I was in the UK for a couple of conferences in Oxford, and then headed north through the ancient Roman and Viking site of York, the pilgrimage destination of Durham (breathtakingly beautiful), Newcastle (more Romans – this time in museums), and finally out along Hadrian’s Wall.
So in a couple of weeks, I went from discussing life writing and celebrity with historians and writers, and then gender and love with academics from many fields, to researching three writing projects at once. And I walked a long way.
I also flew a long way, which not only gives a busy person plenty of time to catch up on movies and TV shows I’ve missed (Poldark!

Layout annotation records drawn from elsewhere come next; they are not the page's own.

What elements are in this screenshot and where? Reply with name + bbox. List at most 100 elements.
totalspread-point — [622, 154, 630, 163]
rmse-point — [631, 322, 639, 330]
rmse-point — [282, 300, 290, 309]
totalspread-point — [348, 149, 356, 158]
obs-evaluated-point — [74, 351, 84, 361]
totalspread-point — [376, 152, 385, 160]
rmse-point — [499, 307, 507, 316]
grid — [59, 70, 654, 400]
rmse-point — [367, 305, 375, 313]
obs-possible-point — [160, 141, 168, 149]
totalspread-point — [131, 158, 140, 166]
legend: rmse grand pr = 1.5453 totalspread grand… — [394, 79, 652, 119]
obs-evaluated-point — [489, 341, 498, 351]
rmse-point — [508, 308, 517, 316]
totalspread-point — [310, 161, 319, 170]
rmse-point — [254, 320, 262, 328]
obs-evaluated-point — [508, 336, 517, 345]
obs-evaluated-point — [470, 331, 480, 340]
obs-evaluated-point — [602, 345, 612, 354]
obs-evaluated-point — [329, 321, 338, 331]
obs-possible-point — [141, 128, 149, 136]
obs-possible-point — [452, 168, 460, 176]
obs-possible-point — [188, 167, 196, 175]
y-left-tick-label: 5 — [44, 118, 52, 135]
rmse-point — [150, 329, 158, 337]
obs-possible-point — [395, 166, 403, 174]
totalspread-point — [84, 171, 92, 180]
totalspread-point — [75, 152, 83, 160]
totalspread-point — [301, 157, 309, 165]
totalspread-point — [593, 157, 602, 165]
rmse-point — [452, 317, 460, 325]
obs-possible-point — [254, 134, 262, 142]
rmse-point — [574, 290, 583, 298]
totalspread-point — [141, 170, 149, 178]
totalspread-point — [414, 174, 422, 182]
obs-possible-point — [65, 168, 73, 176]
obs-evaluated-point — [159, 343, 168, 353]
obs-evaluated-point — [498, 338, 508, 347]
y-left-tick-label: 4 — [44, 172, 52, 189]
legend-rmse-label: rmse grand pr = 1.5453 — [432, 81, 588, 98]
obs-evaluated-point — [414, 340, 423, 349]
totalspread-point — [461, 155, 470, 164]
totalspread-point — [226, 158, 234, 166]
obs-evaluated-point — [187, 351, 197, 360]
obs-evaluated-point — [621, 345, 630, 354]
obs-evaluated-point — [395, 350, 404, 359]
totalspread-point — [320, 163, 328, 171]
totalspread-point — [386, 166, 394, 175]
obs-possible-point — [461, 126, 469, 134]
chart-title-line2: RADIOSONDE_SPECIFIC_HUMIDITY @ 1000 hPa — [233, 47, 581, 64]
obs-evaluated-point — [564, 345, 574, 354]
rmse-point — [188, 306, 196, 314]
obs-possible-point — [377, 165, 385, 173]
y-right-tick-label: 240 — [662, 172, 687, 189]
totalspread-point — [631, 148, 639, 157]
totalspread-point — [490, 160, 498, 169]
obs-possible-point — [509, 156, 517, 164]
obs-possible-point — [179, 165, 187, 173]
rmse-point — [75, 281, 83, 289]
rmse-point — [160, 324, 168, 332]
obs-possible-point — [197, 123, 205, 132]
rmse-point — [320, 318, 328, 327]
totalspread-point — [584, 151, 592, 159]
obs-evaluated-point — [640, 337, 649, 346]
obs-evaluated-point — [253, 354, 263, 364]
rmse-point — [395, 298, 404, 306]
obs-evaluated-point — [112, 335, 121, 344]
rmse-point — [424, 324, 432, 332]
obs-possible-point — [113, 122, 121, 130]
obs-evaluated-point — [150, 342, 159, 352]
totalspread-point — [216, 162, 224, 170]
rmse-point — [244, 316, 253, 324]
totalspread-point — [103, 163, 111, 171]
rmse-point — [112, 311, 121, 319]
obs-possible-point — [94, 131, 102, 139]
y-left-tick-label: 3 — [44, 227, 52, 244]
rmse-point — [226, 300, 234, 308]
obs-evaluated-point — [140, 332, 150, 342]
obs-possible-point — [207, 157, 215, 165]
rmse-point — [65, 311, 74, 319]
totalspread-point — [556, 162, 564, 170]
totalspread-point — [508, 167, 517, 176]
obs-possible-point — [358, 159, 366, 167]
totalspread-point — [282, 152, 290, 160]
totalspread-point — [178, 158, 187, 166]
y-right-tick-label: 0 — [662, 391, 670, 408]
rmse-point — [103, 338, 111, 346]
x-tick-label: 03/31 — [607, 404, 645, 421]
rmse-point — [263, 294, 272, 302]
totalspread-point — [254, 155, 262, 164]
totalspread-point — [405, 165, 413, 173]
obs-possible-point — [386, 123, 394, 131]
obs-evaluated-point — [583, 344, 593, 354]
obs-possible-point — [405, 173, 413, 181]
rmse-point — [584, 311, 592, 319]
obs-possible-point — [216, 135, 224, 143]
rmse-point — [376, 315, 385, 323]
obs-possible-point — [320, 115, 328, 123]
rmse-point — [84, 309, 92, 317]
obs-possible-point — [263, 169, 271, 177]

Agents of SHIELD!), but also endless hours to read.
Sadly, what you read at 3am somewhere over Albania after being awake for twenty hours doesn’t tend to stick in the brain for long, so I stuck to re-reading favourites on my Kobo.
But here’s what I’ve been reading or rereading since:
- The Moor: Lives, Landscape and Literature, by William Atkins. Like taking a long walk with a thoughtful friend who points out details you’d otherwise miss.
- The Paying Guests. Sarah Waters’ latest, and yet another novel perfectly evocative of time and place.
- The Mystery of the Hansom Cab, by Fergus Hume, which I decided to re-read while I also delve into Lucy Sussex’s book about Hume and his book, Blockbuster.
- Cloudwish by one of Australia’s finest writers of young adult fiction, Fiona Wood – yet another inspiring visit to her fictional contemporary world.
Now I’m onto Oxford, by one of my writing heroes, Jan Morris, which is just as wonderful as I expected, and keeps me laughing aloud at the antics of students and dons over hundreds of years and in delight at its perfect phrases and word choice.
Has she ever written a bad book? Or essay? Or travel story? I don’t think so. Every one is a treasure.